The lymphatic system is a network of tissues and organs that help rid the body of toxins, waste and other unwanted materials. The primary function of the lymphatic system is to transport lymph, a fluid containing infection-fighting white blood cells, throughout the body.
The system primarily consists of lymphatic vessels, which are similar to the circulatory system’s veins and capillaries. The vessels are connected to lymph nodes, where the lymph is filtered. The tonsils, adenoids, spleen and thymus are all part of the lymphatic system.
- The lymphatic system has three main roles: it is part of our immune system, maintains fluid balance and is essential for the absorption of fats and fat-soluble nutrients.
- Lymph vessels drain fluid from virtually all our tissues to control fluid balance and to deliver foreign material to the lymph nodes for assessment by immune system cells.
- The lymph nodes swell in response to infection – so-called swollen glands – due to a build-up of lymph fluid, bacteria or other organisms and immune system cells.
- Lymph nodes are responsible for filtering lymph and providing part of the adaptive immune response to new pathogens – the part of our immunity that has a long “memory.”
- Swollen lymph nodes can indicate a response to foreign material such as from a nearby infection – this process is known as reactive lymphadenopathy.
- Disorders of the lymphatics include lymphedema, a form of swelling occurring when lymph has failed to drain through the lymph vessels.
- If swollen lymph nodes do not return to their normal size, are hard or rubbery and difficult to move, are accompanied by fever, unexplained weight-loss, or difficulty breathing or swallowing, a check-up from a doctor is needed.
Lympthic system and immune function
The lymphatic system forms a major part of our immune response to the continual exposure to micro-organisms.

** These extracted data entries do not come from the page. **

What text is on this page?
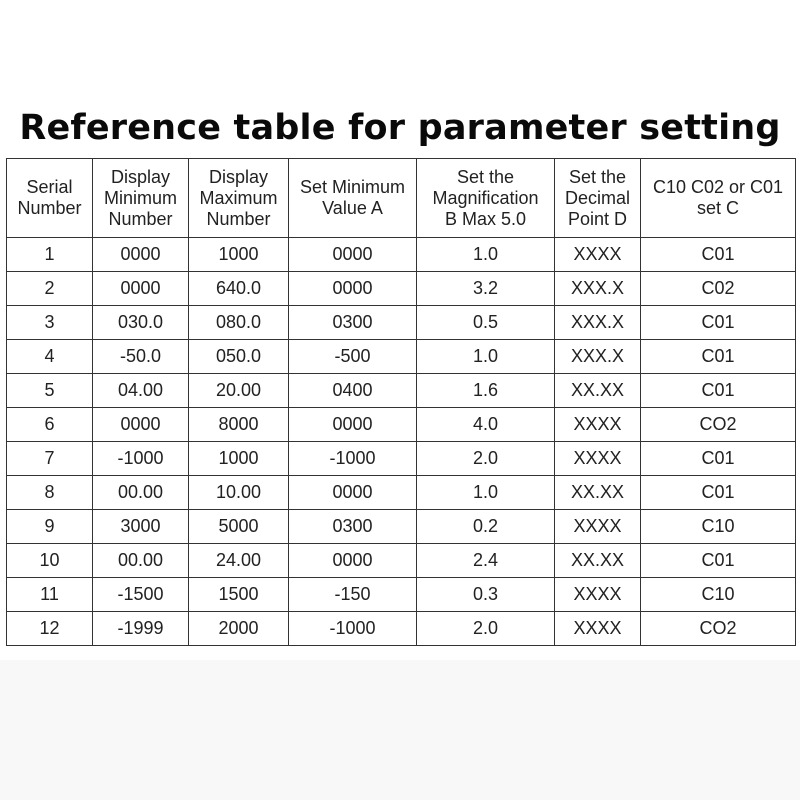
Reference table for parameter setting
Serial
Number	Display
Minimum
Number	Display
Maximum
Number	Set Minimum
Value A	Set the
Magnification
B Max 5.0	Set the
Decimal
Point D	C10 C02 or C01
set C
1	0000	1000	0000	1.0	XXXX	C01
2	0000	640.0	0000	3.2	XXX.X	C02
3	030.0	080.0	0300	0.5	XXX.X	C01
4	-50.0	050.0	-500	1.0	XXX.X	C01
5	04.00	20.00	0400	1.6	XX.XX	C01
6	0000	8000	0000	4.0	XXXX	CO2
7	-1000	1000	-1000	2.0	XXXX	C01
8	00.00	10.00	0000	1.0	XX.XX	C01
9	3000	5000	0300	0.2	XXXX	C10
10	00.00	24.00	0000	2.4	XX.XX	C01
11	-1500	1500	-150	0.3	XXXX	C10
12	-1999	2000	-1000	2.0	XXXX	CO2
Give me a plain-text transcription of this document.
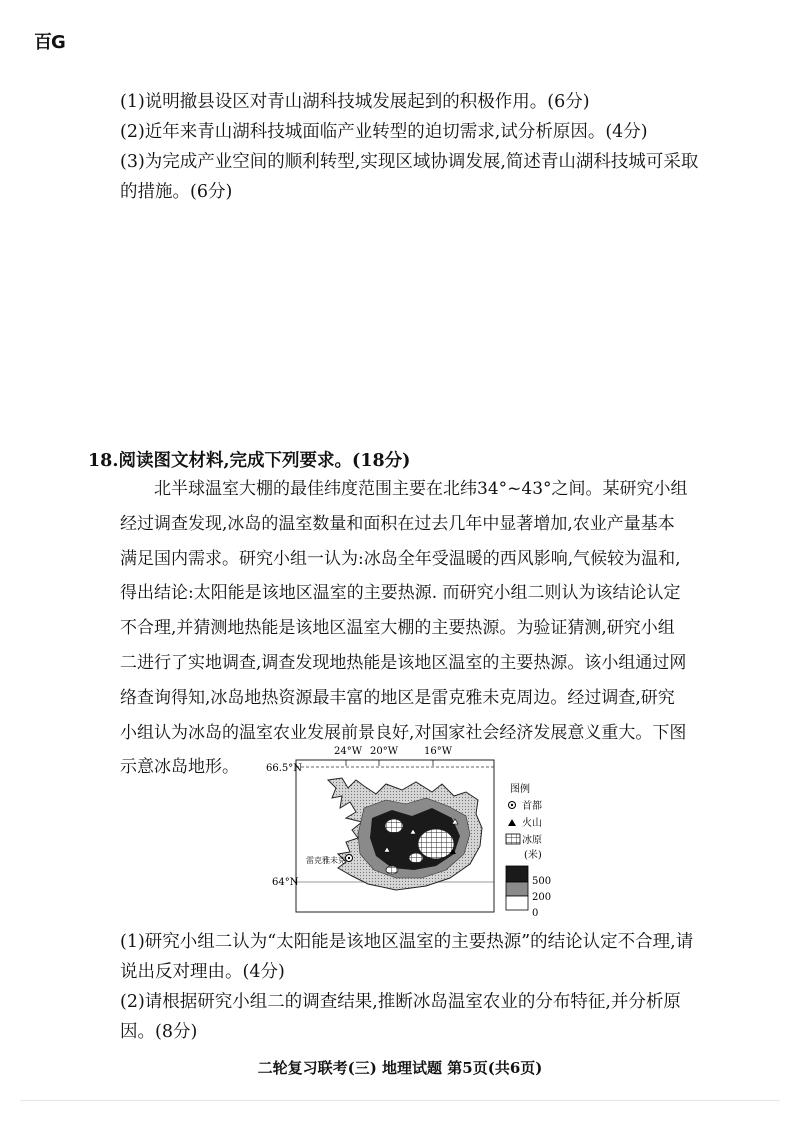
百G
(1)说明撤县设区对青山湖科技城发展起到的积极作用。(6分)
(2)近年来青山湖科技城面临产业转型的迫切需求,试分析原因。(4分)
(3)为完成产业空间的顺利转型,实现区域协调发展,简述青山湖科技城可采取
的措施。(6分)
18.阅读图文材料,完成下列要求。(18分)
北半球温室大棚的最佳纬度范围主要在北纬34°~43°之间。某研究小组
经过调查发现,冰岛的温室数量和面积在过去几年中显著增加,农业产量基本
满足国内需求。研究小组一认为:冰岛全年受温暖的西风影响,气候较为温和,
得出结论:太阳能是该地区温室的主要热源. 而研究小组二则认为该结论认定
不合理,并猜测地热能是该地区温室大棚的主要热源。为验证猜测,研究小组
二进行了实地调查,调查发现地热能是该地区温室的主要热源。该小组通过网
络查询得知,冰岛地热资源最丰富的地区是雷克雅未克周边。经过调查,研究
小组认为冰岛的温室农业发展前景良好,对国家社会经济发展意义重大。下图
示意冰岛地形。
雷克雅未克
24°W 20°W	16°W
66.5°N
64°N
图例
首都
火山
冰原
(米)
500
200
0
(1)研究小组二认为“太阳能是该地区温室的主要热源”的结论认定不合理,请
说出反对理由。(4分)
(2)请根据研究小组二的调查结果,推断冰岛温室农业的分布特征,并分析原
因。(8分)
二轮复习联考(三) 地理试题 第5页(共6页)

Some such organisms are potentially harmful and even fatal as there are some infections that our immune system is not equipped to deal with.
Swollen lymph nodes can be symptomatic of numerous possible conditions. Glandular fever is one cause of longer-lasting swelling – this viral infection is also known as infectious mononucleosis, or mono.
As a general guide, there is usually no need for people who are otherwise healthy to go to the doctor if common, self-limiting problems such as a cold or influenza can explain swollen glands that settle down.
Children are more prone to swollen lymph nodes because their immune systems are developing responses to infectious microbes.